Natalie is the one who welcomed me to Uganda and taught me so much of how to survive (and thrive!!) in Africa. Even before I ever arrived, she made time to Skype me and give me packing tips (mostly what NOT to waste my luggage space on…thanks, Nat! :) ) She was with me during my first market experience, and the first one to give me tips on how to drive there. She pointed me to all the random places I could find things I was missing from the States (like dvd from the movie store, canned tomatoes, cheese, and even oreos!) She’s been a constant well of information and guidance….and in more than just food items :) :)
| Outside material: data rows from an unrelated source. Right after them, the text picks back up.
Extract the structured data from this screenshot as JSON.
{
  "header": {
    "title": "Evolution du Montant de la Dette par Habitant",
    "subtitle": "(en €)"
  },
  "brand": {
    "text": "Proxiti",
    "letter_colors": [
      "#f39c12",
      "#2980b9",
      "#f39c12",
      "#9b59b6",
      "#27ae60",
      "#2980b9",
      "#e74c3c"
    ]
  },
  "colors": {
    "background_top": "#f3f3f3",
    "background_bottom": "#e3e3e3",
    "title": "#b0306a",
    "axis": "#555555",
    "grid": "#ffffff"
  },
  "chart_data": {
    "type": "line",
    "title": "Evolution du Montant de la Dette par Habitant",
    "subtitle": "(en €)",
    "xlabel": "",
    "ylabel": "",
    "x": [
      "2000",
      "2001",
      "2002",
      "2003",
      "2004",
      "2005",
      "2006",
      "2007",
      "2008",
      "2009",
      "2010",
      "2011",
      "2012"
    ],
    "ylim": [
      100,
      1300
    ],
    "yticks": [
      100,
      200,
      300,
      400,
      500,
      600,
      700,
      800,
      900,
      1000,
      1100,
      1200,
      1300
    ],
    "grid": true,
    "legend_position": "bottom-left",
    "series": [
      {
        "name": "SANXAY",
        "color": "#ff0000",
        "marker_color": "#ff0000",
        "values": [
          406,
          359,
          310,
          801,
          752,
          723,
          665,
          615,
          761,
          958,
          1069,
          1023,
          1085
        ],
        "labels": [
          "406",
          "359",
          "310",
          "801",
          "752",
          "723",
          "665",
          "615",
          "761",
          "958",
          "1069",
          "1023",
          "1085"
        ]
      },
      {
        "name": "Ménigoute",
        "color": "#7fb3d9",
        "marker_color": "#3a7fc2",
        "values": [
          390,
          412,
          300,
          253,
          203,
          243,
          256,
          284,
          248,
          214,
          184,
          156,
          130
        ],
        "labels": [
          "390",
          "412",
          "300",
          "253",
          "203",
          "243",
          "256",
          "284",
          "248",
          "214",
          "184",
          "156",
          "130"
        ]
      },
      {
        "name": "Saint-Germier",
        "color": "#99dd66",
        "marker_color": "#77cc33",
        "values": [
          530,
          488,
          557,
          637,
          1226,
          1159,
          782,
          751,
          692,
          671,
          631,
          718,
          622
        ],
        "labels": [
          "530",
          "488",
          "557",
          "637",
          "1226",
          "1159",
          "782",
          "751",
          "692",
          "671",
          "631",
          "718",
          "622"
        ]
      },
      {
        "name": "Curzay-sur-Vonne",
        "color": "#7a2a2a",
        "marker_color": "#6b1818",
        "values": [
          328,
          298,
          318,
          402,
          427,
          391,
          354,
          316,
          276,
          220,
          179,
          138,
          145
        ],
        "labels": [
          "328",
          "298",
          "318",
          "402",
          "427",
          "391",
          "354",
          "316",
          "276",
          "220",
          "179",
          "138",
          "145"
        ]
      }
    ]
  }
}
|Nat and I during my first year|
|Overlooking Mbale during one of our adventures :)|
We’ve walked through fire together, and through supernatural grace, pushed through situations that should have driven us apart. You know those friendships that you had to fight for to keep? They’re golden. And because of Jesus’s extraordinary favor, we have one of those friendships.
Like most friendships, there have been times we’ve been closer than others…and times that I’m just more willing to let her in than others. Sometimes that’s due to the stress and craziness of life hampering my emotional capacity to engage, and other times it’s just laziness. Many times its been fear based since her opinion means the world to me, and many times I’ve believed the lie that admitting to my real heart struggles will make her love me less.
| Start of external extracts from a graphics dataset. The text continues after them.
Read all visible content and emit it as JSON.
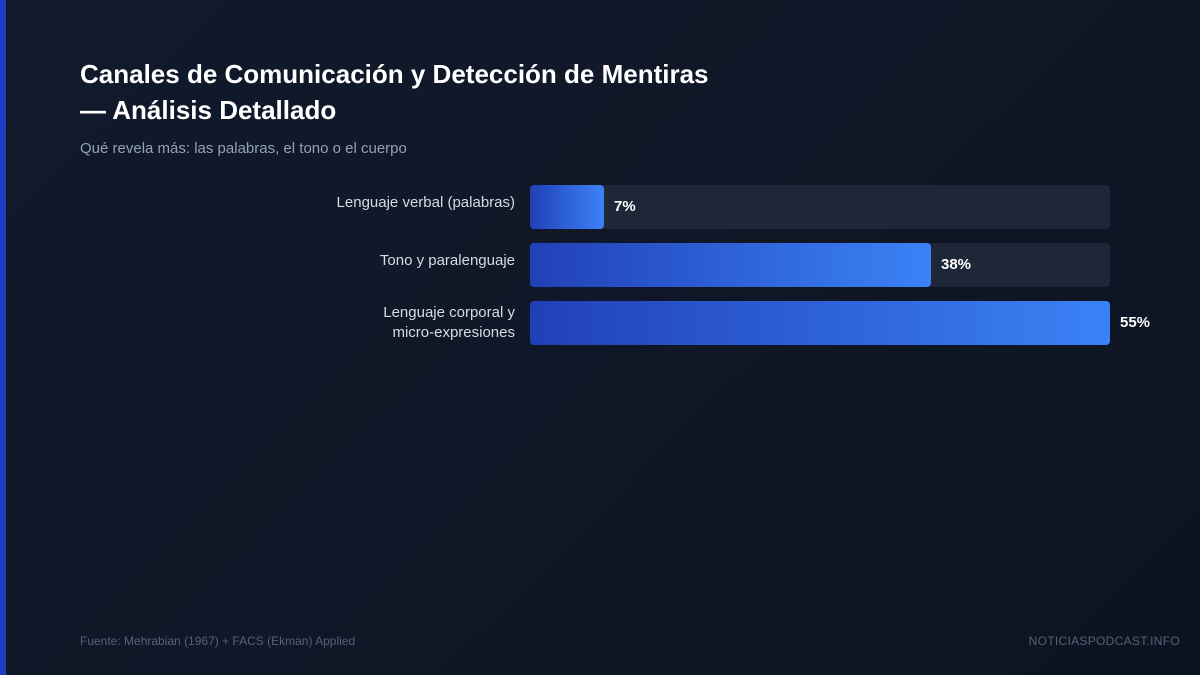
{
  "header": {
    "title": "Canales de Comunicación y Detección de Mentiras — Análisis Detallado",
    "subtitle": "Qué revela más: las palabras, el tono o el cuerpo"
  },
  "footer": {
    "source": "Fuente: Mehrabian (1967) + FACS (Ekman) Applied",
    "site": "NOTICIASPODCAST.INFO"
  },
  "colors": {
    "bar_start": "#2140b8",
    "bar_end": "#3b82f6",
    "track": "#1d2738",
    "accent": "#1d3fbf"
  },
  "chart_data": {
    "type": "bar",
    "orientation": "horizontal",
    "categories": [
      [
        "Lenguaje verbal (palabras)"
      ],
      [
        "Tono y paralenguaje"
      ],
      [
        "Lenguaje corporal y",
        "micro-expresiones"
      ]
    ],
    "values": [
      7,
      38,
      55
    ],
    "value_labels": [
      "7%",
      "38%",
      "55%"
    ],
    "xlim": [
      0,
      55
    ],
    "grid": false
  }
}
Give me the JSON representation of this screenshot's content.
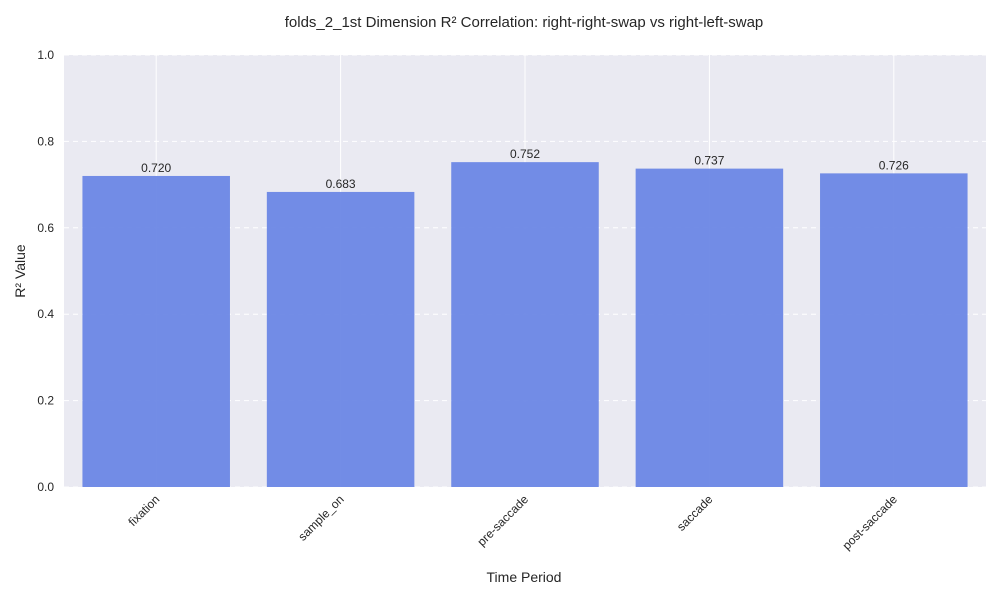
{
  "chart_data": {
    "type": "bar",
    "title": "folds_2_1st Dimension R² Correlation: right-right-swap vs right-left-swap",
    "xlabel": "Time Period",
    "ylabel": "R² Value",
    "categories": [
      "fixation",
      "sample_on",
      "pre-saccade",
      "saccade",
      "post-saccade"
    ],
    "values": [
      0.72,
      0.683,
      0.752,
      0.737,
      0.726
    ],
    "value_labels": [
      "0.720",
      "0.683",
      "0.752",
      "0.737",
      "0.726"
    ],
    "ylim": [
      0,
      1.0
    ],
    "yticks": [
      0.0,
      0.2,
      0.4,
      0.6,
      0.8,
      1.0
    ],
    "ytick_labels": [
      "0.0",
      "0.2",
      "0.4",
      "0.6",
      "0.8",
      "1.0"
    ],
    "grid": true,
    "colors": {
      "bar": "#6b87e5",
      "plot_background": "#eaeaf2",
      "grid_line": "#ffffff",
      "text": "#262626"
    }
  }
}
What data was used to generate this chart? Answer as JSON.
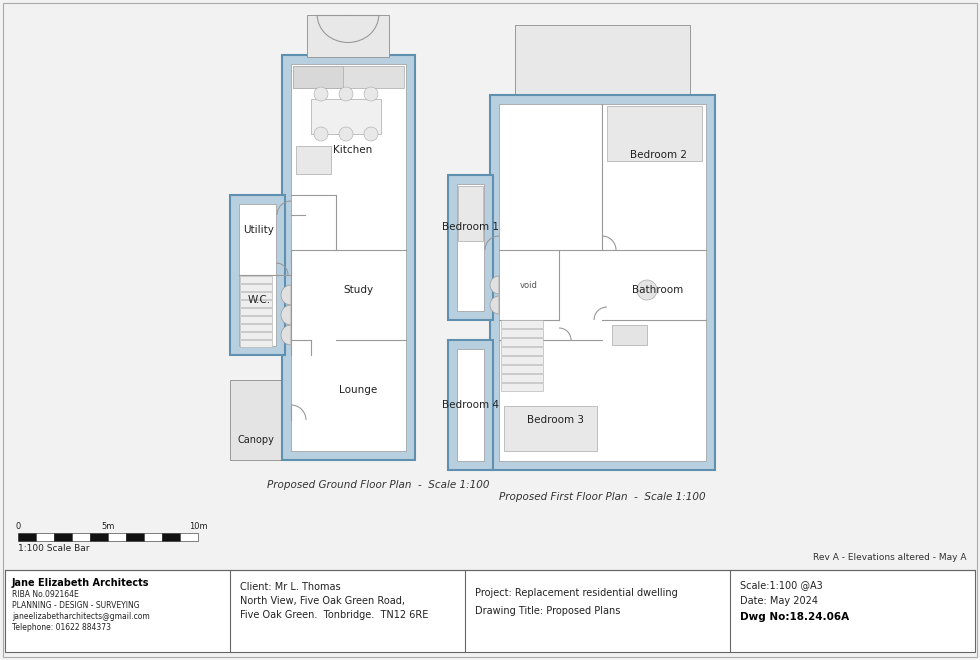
{
  "bg_color": "#f2f2f2",
  "wall_fill": "#b8cfe0",
  "wall_edge": "#6090b0",
  "room_fill": "#ffffff",
  "inner_edge": "#999999",
  "ground_label": "Proposed Ground Floor Plan  -  Scale 1:100",
  "first_label": "Proposed First Floor Plan  -  Scale 1:100",
  "footer_col1_bold": "Jane Elizabeth Architects",
  "footer_col1_lines": [
    "RIBA No.092164E",
    "PLANNING - DESIGN - SURVEYING",
    "janeelizabetharchitects@gmail.com",
    "Telephone: 01622 884373"
  ],
  "footer_col2_lines": [
    "Client: Mr L. Thomas",
    "North View, Five Oak Green Road,",
    "Five Oak Green.  Tonbridge.  TN12 6RE"
  ],
  "footer_col3_lines": [
    "Project: Replacement residential dwelling",
    "Drawing Title: Proposed Plans"
  ],
  "footer_col4_lines": [
    "Scale:1:100 @A3",
    "Date: May 2024",
    "Dwg No:18.24.06A"
  ],
  "rev_note": "Rev A - Elevations altered - May A",
  "scale_bar_label": "1:100 Scale Bar"
}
The truth is, establishing genuine, deep friendships with anyone requires a ton of intentionality and bravery. For me, living in a situation where people are constantly coming and going gives an additional factor to the challenge of establishing strong friendships. The luxury of living near close friends for years, and even decades, is one I have often envied many of those in my home town. Investing in friendship is always a choice, but sometimes that choice doesn’t seem worth the risk when I know the woman (precious and amazing though she might be!) might not be around for very long. It’s so tempting to keep things superficial and just not make the effort unless I think there’s a good chance that friend might stay for longer. Plus, the grief of saying goodbye to someone that has been that close is excruciating….and in Uganda everyone leaves. And who knows? Maybe one day the one leaving might be me. Only Jesus could really say.
I’ll be honest. I’m scared. I fight the fear daily that with my besties all leaving, I will be left without someone in Uganda willing to go deep with me. Vulnerability and raw honesty are some of the single most precious and elusive aspects of friendship that I both long for and fear. I know Jesus created us for community and connection. I know that interaction with other members of the body of Christ not only gives us the chance to minister to someone else, but also to grow together and be the iron that sharpens iron for each other. But the extent that we’re able to do that is usually dependent on how honest we’re willing to be with each other. And wow, is it hard to do!! Each moment of brutal transparency feels like an act of bravery that should be honored with a medal.
I’ve had those friendships in Uganda. I was extremely blessed with people who made it easy(er) to reach that level of friendship. But now they’re leaving my every-day life. We tell each other we’ll stay in touch, and it’s still possible to maintain long-distance friendships. But it’s hard. Things just aren’t the same as when you’re involved in each other’s every-day.
So I grieve the ending of a season. I’m here fighting to open my fists that are clenched around what was. And I’m fighting to believe and not just know that Jesus is big enough and good enough to not only maintain bonds across oceans, but also to provide new deep connections as well. I know that’s who He is, and I’ll keep fighting to believe it for myself.